Medical supply carts store various supplies and equipment from the supply room and are mobile. They offer nurses and technicians the ability to move supplies from room to room on the patient floor or even between floors. This not only reduces the amount of time nurses spend finding supplies but also ensures nurses have supplies with them everywhere they travel.

Related: Can Medical Supply Carts Reduce Medical Supply Waste and Profit Loss?

These carts have increased nurse efficiency in hospitals and health care facilities. The only drawback may be that the carts are somewhat limited in space to what they can carry. Because of this, hospitals often purchase multiple medical supply storage carts specific to a certain area of the hospital, such as emergency rooms, labor and delivery, and trauma centers. By customizing the carts to fit the needs of patients in specific areas, they can optimize cart space for those items most commonly used to treat those patients.

Medical Supply Storage Cabinets

There are different models of medical supply storage cabinets. Some can be placed on patient floors between patient rooms or near a nurse’s station. Others are located inside of each patient room, either free-standing, built into the wall, or pass-through where they can be loaded from outside of the room and accessed by the nurse inside of the patient room.

Related: Medical Pass-Through Cabinets Reduce Risk and Increase Efficiencies

By placing supplies inside of patient rooms, hospitals drastically reduce the amount of time nurses spend retrieving supplies. However, in-room medical supply cabinets also present a risk for patients and/or their family members accessing the supplies as well. Many supply cabinets, therefore, feature a locking mechanism that can only be accessed by authorized personnel, such as nurses, physicians, and supply room staff.

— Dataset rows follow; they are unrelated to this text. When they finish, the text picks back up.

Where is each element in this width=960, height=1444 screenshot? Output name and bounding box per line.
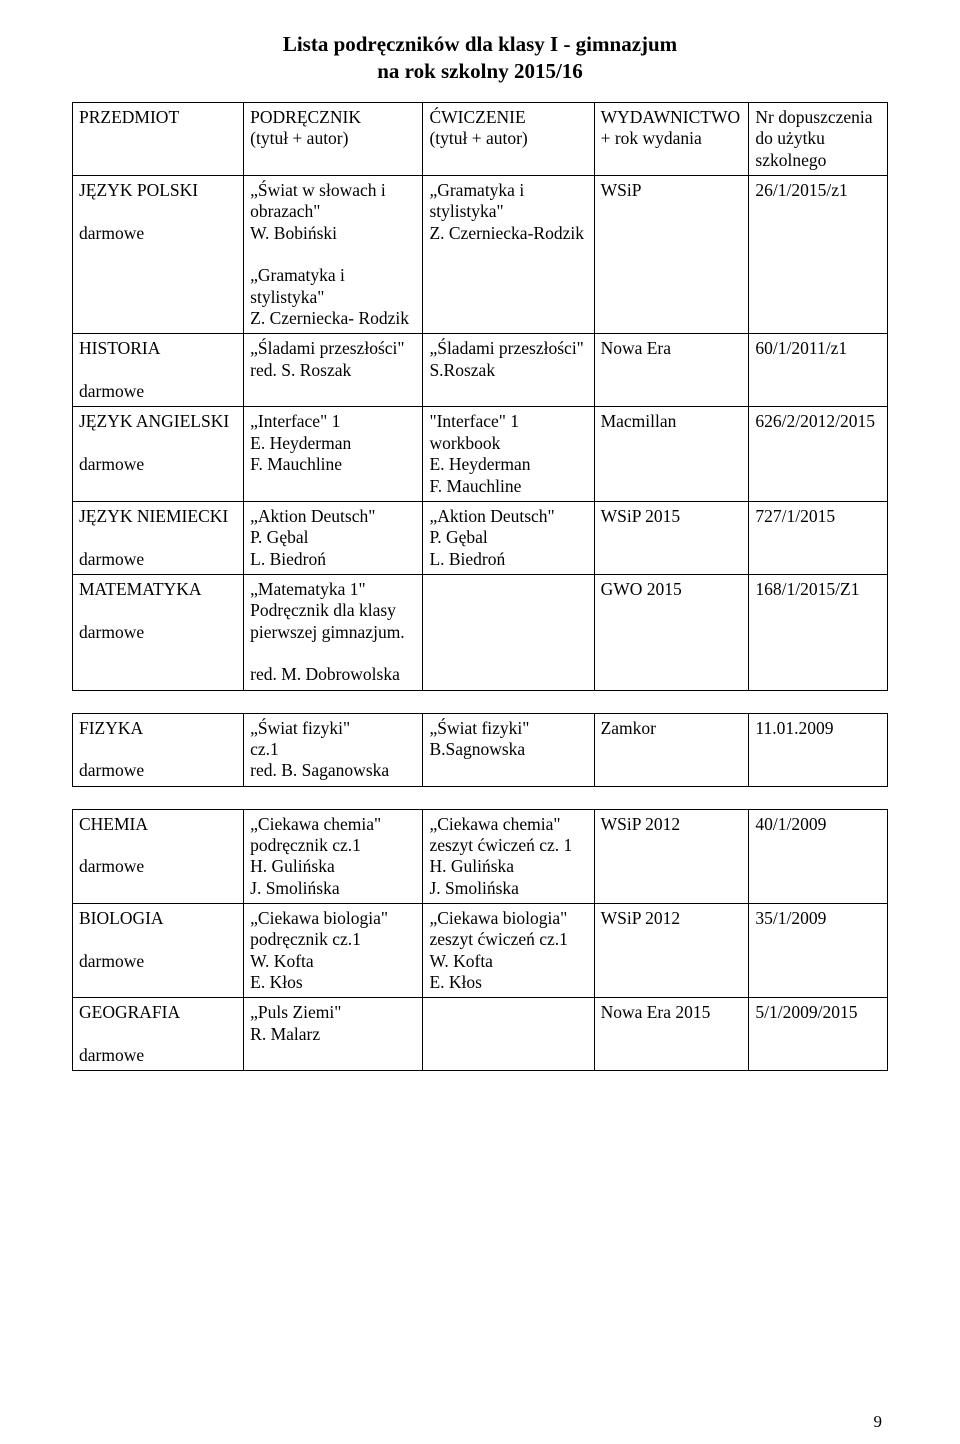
cell-approval: 168/1/2015/Z1 <box>749 574 888 690</box>
cell-approval: 11.01.2009 <box>749 713 888 786</box>
cell-approval: 26/1/2015/z1 <box>749 176 888 334</box>
table-row: JĘZYK NIEMIECKIdarmowe „Aktion Deutsch"P… <box>73 501 888 574</box>
table-row: JĘZYK POLSKIdarmowe „Świat w słowach i o… <box>73 176 888 334</box>
cell-workbook: "Interface" 1 workbookE. HeydermanF. Mau… <box>423 407 594 501</box>
cell-textbook: „Interface" 1E. HeydermanF. Mauchline <box>244 407 423 501</box>
cell-approval: 35/1/2009 <box>749 904 888 998</box>
cell-subject: GEOGRAFIAdarmowe <box>73 998 244 1071</box>
table-row: GEOGRAFIAdarmowe „Puls Ziemi"R. Malarz N… <box>73 998 888 1071</box>
table-row: HISTORIAdarmowe „Śladami przeszłości"red… <box>73 334 888 407</box>
cell-publisher: WSiP 2012 <box>594 809 749 903</box>
page-number: 9 <box>874 1412 883 1432</box>
cell-publisher: Nowa Era 2015 <box>594 998 749 1071</box>
table-row: JĘZYK ANGIELSKIdarmowe „Interface" 1E. H… <box>73 407 888 501</box>
cell-workbook: „Ciekawa chemia"zeszyt ćwiczeń cz. 1H. G… <box>423 809 594 903</box>
cell-workbook: „Ciekawa biologia"zeszyt ćwiczeń cz.1W. … <box>423 904 594 998</box>
cell-subject: HISTORIAdarmowe <box>73 334 244 407</box>
cell-approval: 40/1/2009 <box>749 809 888 903</box>
cell-publisher: WSiP 2015 <box>594 501 749 574</box>
cell-publisher: GWO 2015 <box>594 574 749 690</box>
table-row: CHEMIAdarmowe „Ciekawa chemia"podręcznik… <box>73 809 888 903</box>
textbook-table-2: FIZYKAdarmowe „Świat fizyki"cz.1red. B. … <box>72 713 888 787</box>
textbook-table-1: PRZEDMIOT PODRĘCZNIK(tytuł + autor) ĆWIC… <box>72 102 888 691</box>
cell-subject: FIZYKAdarmowe <box>73 713 244 786</box>
cell-textbook: „Aktion Deutsch"P. GębalL. Biedroń <box>244 501 423 574</box>
cell-subject: JĘZYK POLSKIdarmowe <box>73 176 244 334</box>
header-subject: PRZEDMIOT <box>73 103 244 176</box>
header-textbook: PODRĘCZNIK(tytuł + autor) <box>244 103 423 176</box>
textbook-table-3: CHEMIAdarmowe „Ciekawa chemia"podręcznik… <box>72 809 888 1072</box>
cell-textbook: „Ciekawa biologia"podręcznik cz.1W. Koft… <box>244 904 423 998</box>
cell-textbook: „Świat w słowach i obrazach"W. Bobiński„… <box>244 176 423 334</box>
document-title: Lista podręczników dla klasy I - gimnazj… <box>72 32 888 57</box>
cell-publisher: WSiP <box>594 176 749 334</box>
cell-subject: JĘZYK ANGIELSKIdarmowe <box>73 407 244 501</box>
header-publisher: WYDAWNICTWO+ rok wydania <box>594 103 749 176</box>
header-workbook: ĆWICZENIE(tytuł + autor) <box>423 103 594 176</box>
cell-subject: CHEMIAdarmowe <box>73 809 244 903</box>
cell-textbook: „Puls Ziemi"R. Malarz <box>244 998 423 1071</box>
cell-subject: JĘZYK NIEMIECKIdarmowe <box>73 501 244 574</box>
cell-workbook <box>423 574 594 690</box>
cell-textbook: „Ciekawa chemia"podręcznik cz.1H. Gulińs… <box>244 809 423 903</box>
cell-workbook: „Śladami przeszłości"S.Roszak <box>423 334 594 407</box>
cell-workbook: „Gramatyka i stylistyka"Z. Czerniecka-Ro… <box>423 176 594 334</box>
cell-approval: 626/2/2012/2015 <box>749 407 888 501</box>
cell-publisher: WSiP 2012 <box>594 904 749 998</box>
cell-textbook: „Śladami przeszłości"red. S. Roszak <box>244 334 423 407</box>
cell-subject: MATEMATYKAdarmowe <box>73 574 244 690</box>
cell-approval: 60/1/2011/z1 <box>749 334 888 407</box>
table-header-row: PRZEDMIOT PODRĘCZNIK(tytuł + autor) ĆWIC… <box>73 103 888 176</box>
cell-publisher: Zamkor <box>594 713 749 786</box>
document-subtitle: na rok szkolny 2015/16 <box>72 59 888 84</box>
table-row: BIOLOGIAdarmowe „Ciekawa biologia"podręc… <box>73 904 888 998</box>
cell-workbook: „Aktion Deutsch"P. GębalL. Biedroń <box>423 501 594 574</box>
cell-workbook: „Świat fizyki"B.Sagnowska <box>423 713 594 786</box>
cell-workbook <box>423 998 594 1071</box>
cell-textbook: „Matematyka 1"Podręcznik dla klasy pierw… <box>244 574 423 690</box>
cell-subject: BIOLOGIAdarmowe <box>73 904 244 998</box>
table-row: FIZYKAdarmowe „Świat fizyki"cz.1red. B. … <box>73 713 888 786</box>
cell-approval: 727/1/2015 <box>749 501 888 574</box>
cell-textbook: „Świat fizyki"cz.1red. B. Saganowska <box>244 713 423 786</box>
table-row: MATEMATYKAdarmowe „Matematyka 1"Podręczn… <box>73 574 888 690</box>
header-approval: Nr dopuszczeniado użytkuszkolnego <box>749 103 888 176</box>
cell-publisher: Nowa Era <box>594 334 749 407</box>
cell-approval: 5/1/2009/2015 <box>749 998 888 1071</box>
page: Lista podręczników dla klasy I - gimnazj… <box>0 0 960 1444</box>
cell-publisher: Macmillan <box>594 407 749 501</box>
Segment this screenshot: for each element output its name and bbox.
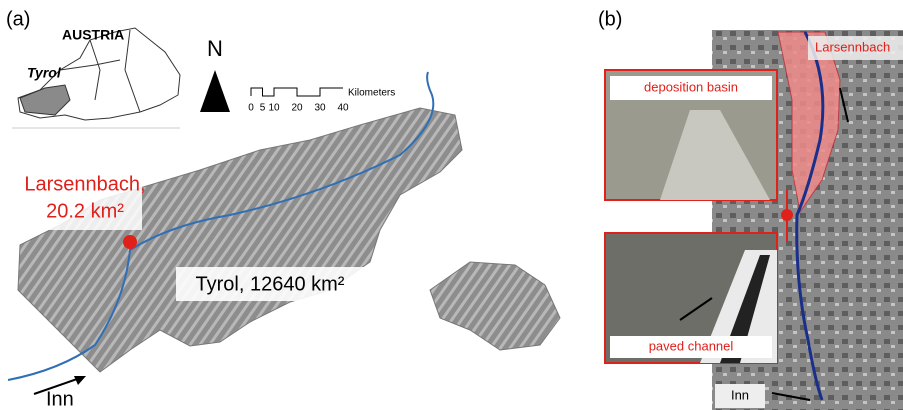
photo-caption: deposition basin [644,79,738,94]
inset-title: AUSTRIA [62,27,124,43]
scale-tick-label: 30 [314,103,326,114]
panel-label: (a) [6,8,30,30]
tyrol-map [18,108,462,372]
scale-line [251,88,343,96]
scale-tick-label: 40 [337,103,349,114]
scale-unit: Kilometers [348,88,395,99]
page: (a) AUSTRIA Tyrol N 0510 20 30 40 Kilometer… [0,0,903,410]
site-label: 20.2 km² [46,200,124,222]
stream-label: Larsennbach [815,39,890,54]
inset-region: Tyrol [27,65,62,81]
scale-tick-label: 5 [260,103,266,114]
north-label: N [207,36,223,61]
site-marker [123,235,137,249]
north-arrow [200,70,230,112]
region-label: Tyrol, 12640 km² [196,273,345,295]
photo-caption: paved channel [649,338,734,353]
scale-tick-label: 0 [248,103,254,114]
panel-label: (b) [598,8,622,30]
panel-b: (b) Larsennbach deposition basin paved c… [598,8,903,410]
site-label: Larsennbach, [24,173,145,195]
figure: (a) AUSTRIA Tyrol N 0510 20 30 40 Kilometer… [0,0,903,410]
scale-tick-label: 10 [268,103,280,114]
river-label: Inn [46,388,74,410]
east-tyrol-map [430,262,560,350]
scale-tick-label: 20 [291,103,303,114]
river-label: Inn [731,387,749,402]
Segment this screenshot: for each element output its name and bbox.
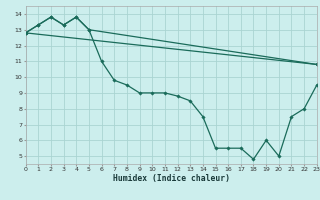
X-axis label: Humidex (Indice chaleur): Humidex (Indice chaleur) — [113, 174, 230, 183]
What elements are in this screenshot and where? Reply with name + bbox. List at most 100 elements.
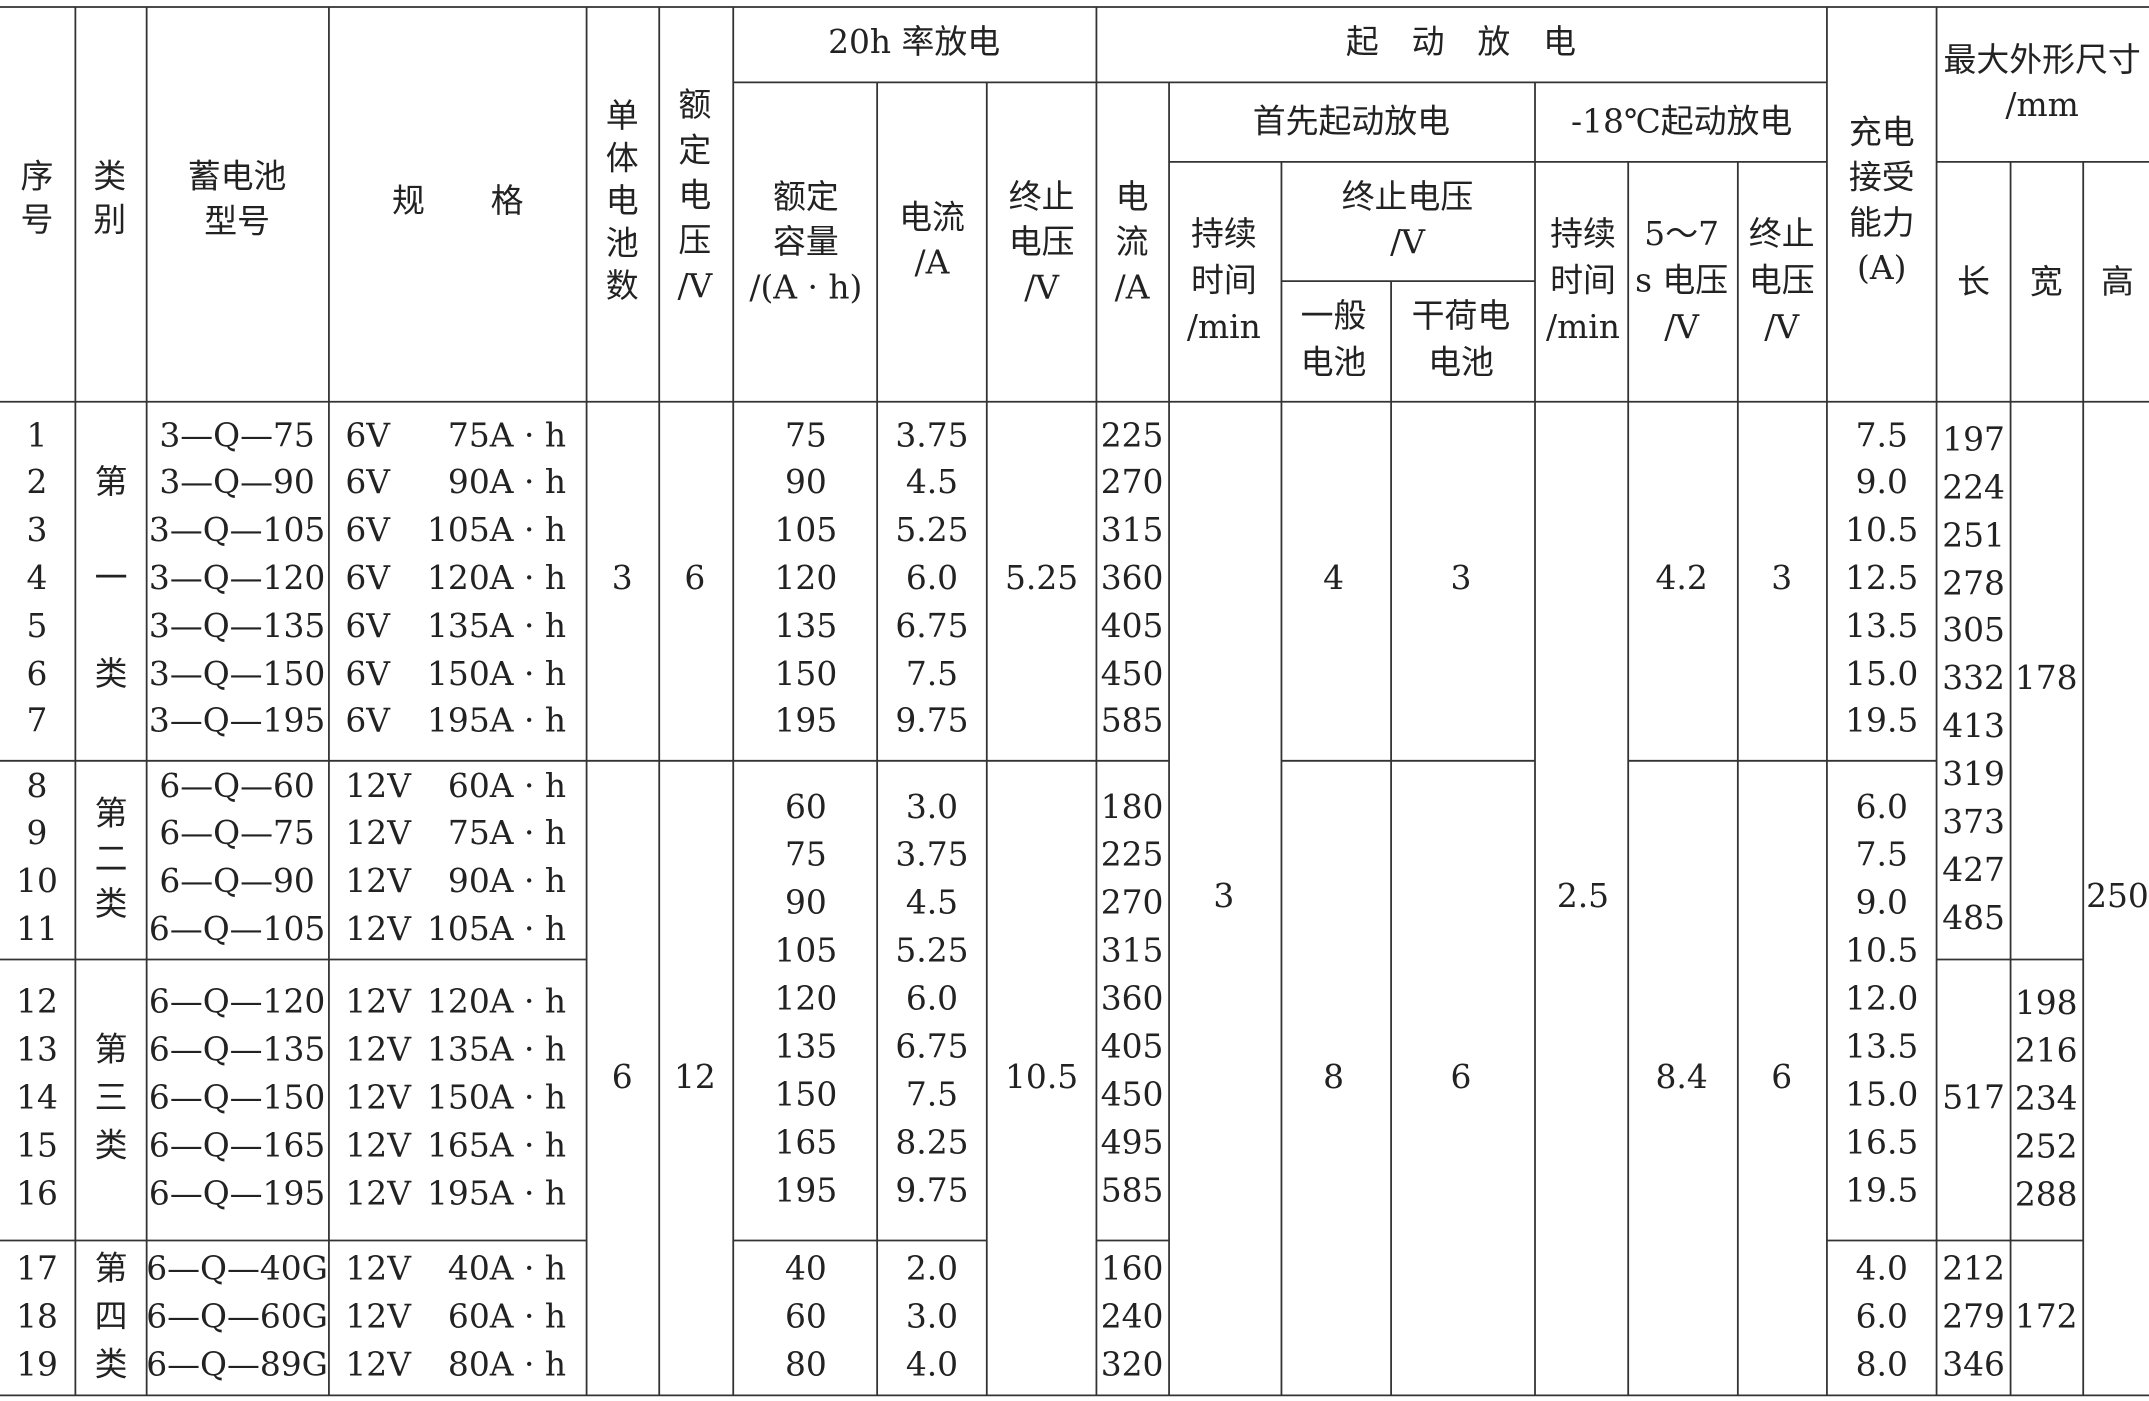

Training Staff and Other Effective Strategies

There is no one solution to such a big problem as medical supply overspend and waste. Even with efficiently-organized medical supply rooms, carts, and cabinets, there are still opportunities for improvement. One of the biggest issues can be staff awareness. Just like many patients who believe taking a few items from a cart or their room is okay, staff members are often unaware of how every misused, wasted, or taken supply adds up to major deficits in the hospital’s bottom line.

Hospitals must, therefore, take an active role in training all levels of staff to understand the problem and how it quickly snowballs per employee and patient. Supply purchasers should build relationships with suppliers and find discounts or less expensive products of equal quality. Expiration dates must be minded. Hospitals can reduce over-purchasing items with a specific shelf life if they are able to accurately predict future requirements based on historical data, while also keeping tabs on current disposal rates.

Nurses need to take only the supplies they know they will immediately use. It may reduce their workload to take a handful of an item, but the costs associated with wasting those unused items often exceeds any gain in productivity.

Control leaders should also take a look at how the hospital organizes and labels medical supplies. The clearer they are marked, the less likely staff will mistakenly select the wrong supply and subsequently throw it away.

This brings up a final point. Because many unused supplies are disposed of as a means of convenience, hospitals should provide an alternative. A medical supply storage cabinet or cart could be designated as a “return item” storage unit, enabling physicians and nurses to easily put the supplies they did not use into the unit to be restocked on a daily basis.

Reducing spend requires all hands on deck. Every hospital staff member, from the janitor to the Chief of Staff, have a role to play in optimizing budgets. The opportunities to redirect those funds to the people, facilities, and programs that improve patient care are out there. The hospital must discover them to control costs and the supply chain.